Core Concepts
This chapter provides a comprehensive overview of the theoretical foundations and key concepts underlying GeneExpressionProgramming.jl. Understanding these concepts will help you make informed decisions about parameter settings, interpret results effectively, and apply the package to complex real-world problems.
Gene Expression Programming Fundamentals
Historical Context and Evolution
Gene Expression Programming (GEP) was introduced by Cândida Ferreira in 2001 as an evolutionary algorithm that combines the advantages of both genetic algorithms and genetic programming [1]. GEP addresses several limitations of traditional genetic programming, particularly the issues of closure and structural complexity that can hinder the evolution of mathematical expressions.

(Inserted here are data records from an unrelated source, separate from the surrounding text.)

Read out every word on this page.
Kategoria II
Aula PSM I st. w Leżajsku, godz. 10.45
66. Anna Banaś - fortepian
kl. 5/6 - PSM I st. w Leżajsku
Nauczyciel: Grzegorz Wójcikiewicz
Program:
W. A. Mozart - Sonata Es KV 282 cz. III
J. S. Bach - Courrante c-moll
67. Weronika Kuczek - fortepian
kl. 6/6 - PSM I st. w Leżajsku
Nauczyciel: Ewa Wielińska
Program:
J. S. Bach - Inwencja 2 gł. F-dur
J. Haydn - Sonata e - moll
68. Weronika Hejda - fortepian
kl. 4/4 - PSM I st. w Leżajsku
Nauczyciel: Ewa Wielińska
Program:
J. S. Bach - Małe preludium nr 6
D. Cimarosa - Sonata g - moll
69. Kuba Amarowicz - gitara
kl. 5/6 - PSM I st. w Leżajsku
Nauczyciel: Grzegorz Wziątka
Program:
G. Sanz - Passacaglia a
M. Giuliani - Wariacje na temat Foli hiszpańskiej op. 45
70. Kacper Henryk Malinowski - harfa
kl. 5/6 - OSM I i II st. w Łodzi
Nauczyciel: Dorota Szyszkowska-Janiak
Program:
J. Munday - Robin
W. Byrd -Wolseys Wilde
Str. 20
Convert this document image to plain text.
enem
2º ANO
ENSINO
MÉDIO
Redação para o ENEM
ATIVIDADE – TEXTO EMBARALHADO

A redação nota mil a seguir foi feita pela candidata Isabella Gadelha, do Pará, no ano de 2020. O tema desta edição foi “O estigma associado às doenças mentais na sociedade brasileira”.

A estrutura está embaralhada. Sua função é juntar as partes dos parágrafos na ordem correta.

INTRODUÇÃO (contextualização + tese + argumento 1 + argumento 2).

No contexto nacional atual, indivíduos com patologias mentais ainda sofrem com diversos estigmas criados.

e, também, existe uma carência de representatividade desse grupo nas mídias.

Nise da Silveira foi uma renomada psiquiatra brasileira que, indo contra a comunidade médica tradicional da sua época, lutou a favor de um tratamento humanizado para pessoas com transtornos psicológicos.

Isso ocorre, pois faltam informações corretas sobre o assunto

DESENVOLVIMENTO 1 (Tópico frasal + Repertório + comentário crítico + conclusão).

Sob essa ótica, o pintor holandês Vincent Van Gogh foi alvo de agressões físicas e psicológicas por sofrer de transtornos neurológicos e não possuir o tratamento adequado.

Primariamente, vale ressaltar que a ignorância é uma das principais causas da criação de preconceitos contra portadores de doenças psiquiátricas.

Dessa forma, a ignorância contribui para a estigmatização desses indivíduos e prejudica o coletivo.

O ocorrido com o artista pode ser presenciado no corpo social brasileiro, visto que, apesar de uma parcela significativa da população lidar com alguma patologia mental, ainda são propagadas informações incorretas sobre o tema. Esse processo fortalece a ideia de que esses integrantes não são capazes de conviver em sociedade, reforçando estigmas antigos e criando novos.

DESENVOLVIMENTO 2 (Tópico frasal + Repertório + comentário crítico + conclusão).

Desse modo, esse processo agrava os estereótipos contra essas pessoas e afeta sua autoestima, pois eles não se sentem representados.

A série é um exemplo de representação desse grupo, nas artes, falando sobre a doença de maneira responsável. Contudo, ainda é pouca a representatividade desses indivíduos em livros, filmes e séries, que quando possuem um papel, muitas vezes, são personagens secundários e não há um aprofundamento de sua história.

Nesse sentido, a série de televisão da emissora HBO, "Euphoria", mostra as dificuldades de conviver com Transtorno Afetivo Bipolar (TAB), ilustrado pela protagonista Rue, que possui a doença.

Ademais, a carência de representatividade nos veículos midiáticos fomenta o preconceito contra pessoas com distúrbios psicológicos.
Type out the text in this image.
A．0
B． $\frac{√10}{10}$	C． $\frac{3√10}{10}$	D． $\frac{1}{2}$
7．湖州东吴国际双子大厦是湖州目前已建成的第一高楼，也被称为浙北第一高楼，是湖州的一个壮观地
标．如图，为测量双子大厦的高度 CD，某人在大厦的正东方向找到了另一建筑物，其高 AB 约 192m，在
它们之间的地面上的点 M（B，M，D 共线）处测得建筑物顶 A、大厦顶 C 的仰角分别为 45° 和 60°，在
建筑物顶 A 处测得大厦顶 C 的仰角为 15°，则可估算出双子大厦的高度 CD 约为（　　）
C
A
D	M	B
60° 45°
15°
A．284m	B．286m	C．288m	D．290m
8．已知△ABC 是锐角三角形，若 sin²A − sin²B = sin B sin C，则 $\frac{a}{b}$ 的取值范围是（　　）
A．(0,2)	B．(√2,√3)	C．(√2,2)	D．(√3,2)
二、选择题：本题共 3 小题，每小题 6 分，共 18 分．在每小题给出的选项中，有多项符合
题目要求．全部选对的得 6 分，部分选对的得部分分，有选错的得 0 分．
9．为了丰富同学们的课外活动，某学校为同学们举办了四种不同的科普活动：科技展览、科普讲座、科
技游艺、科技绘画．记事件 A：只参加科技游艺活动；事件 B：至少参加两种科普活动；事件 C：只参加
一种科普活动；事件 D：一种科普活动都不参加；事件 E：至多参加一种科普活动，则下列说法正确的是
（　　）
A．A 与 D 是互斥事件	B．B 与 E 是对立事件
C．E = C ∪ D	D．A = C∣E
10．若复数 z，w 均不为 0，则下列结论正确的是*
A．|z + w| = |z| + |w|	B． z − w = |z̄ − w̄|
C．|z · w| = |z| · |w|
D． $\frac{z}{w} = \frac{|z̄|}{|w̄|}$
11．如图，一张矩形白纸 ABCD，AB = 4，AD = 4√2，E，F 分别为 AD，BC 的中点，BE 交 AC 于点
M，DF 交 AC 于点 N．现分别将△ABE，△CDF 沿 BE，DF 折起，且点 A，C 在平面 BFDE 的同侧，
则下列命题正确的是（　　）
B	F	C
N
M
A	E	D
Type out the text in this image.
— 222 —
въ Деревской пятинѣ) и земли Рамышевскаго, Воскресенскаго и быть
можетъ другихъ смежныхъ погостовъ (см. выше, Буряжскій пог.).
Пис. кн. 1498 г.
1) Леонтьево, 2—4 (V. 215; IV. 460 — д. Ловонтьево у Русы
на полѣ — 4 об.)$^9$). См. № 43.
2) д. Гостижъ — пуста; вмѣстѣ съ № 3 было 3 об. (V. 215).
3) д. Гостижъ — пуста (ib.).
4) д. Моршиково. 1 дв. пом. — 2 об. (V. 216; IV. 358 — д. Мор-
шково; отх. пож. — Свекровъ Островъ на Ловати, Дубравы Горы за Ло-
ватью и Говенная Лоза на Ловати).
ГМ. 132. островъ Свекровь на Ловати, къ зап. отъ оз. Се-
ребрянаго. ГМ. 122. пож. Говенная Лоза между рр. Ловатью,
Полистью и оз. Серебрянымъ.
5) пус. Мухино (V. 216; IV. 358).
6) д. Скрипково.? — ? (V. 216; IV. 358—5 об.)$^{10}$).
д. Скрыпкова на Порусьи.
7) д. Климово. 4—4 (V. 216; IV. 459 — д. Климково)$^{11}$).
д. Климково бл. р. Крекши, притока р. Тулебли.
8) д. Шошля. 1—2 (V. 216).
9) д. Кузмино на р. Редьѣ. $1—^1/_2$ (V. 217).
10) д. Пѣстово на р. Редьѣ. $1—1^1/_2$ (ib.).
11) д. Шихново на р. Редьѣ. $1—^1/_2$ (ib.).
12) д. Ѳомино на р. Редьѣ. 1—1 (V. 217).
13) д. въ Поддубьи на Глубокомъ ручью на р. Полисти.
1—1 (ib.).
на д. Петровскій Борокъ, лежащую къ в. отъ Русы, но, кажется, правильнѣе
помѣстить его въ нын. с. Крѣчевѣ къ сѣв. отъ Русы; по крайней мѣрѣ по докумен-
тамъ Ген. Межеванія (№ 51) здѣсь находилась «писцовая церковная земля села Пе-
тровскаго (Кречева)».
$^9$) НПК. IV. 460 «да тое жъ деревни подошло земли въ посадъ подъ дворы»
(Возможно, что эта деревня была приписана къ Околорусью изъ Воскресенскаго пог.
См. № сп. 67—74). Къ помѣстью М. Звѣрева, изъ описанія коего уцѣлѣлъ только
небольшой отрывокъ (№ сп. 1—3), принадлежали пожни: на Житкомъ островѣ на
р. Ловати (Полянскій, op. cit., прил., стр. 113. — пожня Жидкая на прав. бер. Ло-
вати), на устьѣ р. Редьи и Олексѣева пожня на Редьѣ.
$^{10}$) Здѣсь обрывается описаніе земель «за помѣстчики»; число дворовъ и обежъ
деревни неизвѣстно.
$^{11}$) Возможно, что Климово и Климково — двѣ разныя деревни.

The key innovation of GEP lies in its unique representation scheme that separates the genotype (linear chromosome) from the phenotype (expression tree). This separation allows for more efficient genetic operations while maintaining the expressiveness needed for symbolic regression tasks. Unlike genetic programming, which directly manipulates tree structures, GEP operates on fixed-length linear chromosomes that are then translated into expression trees of varying sizes and shapes.
Genotype-Phenotype Mapping
The fundamental concept in GEP is the translation from linear chromosomes (genotype) to expression trees (phenotype). This process involves several key components:
Chromosomes: In GEP, a chromosome consists of one or more genes, each representing a sub-expression. Each gene has a fixed length and is divided into a head and a tail. The head can contain both functions and terminals, while the tail contains only terminals.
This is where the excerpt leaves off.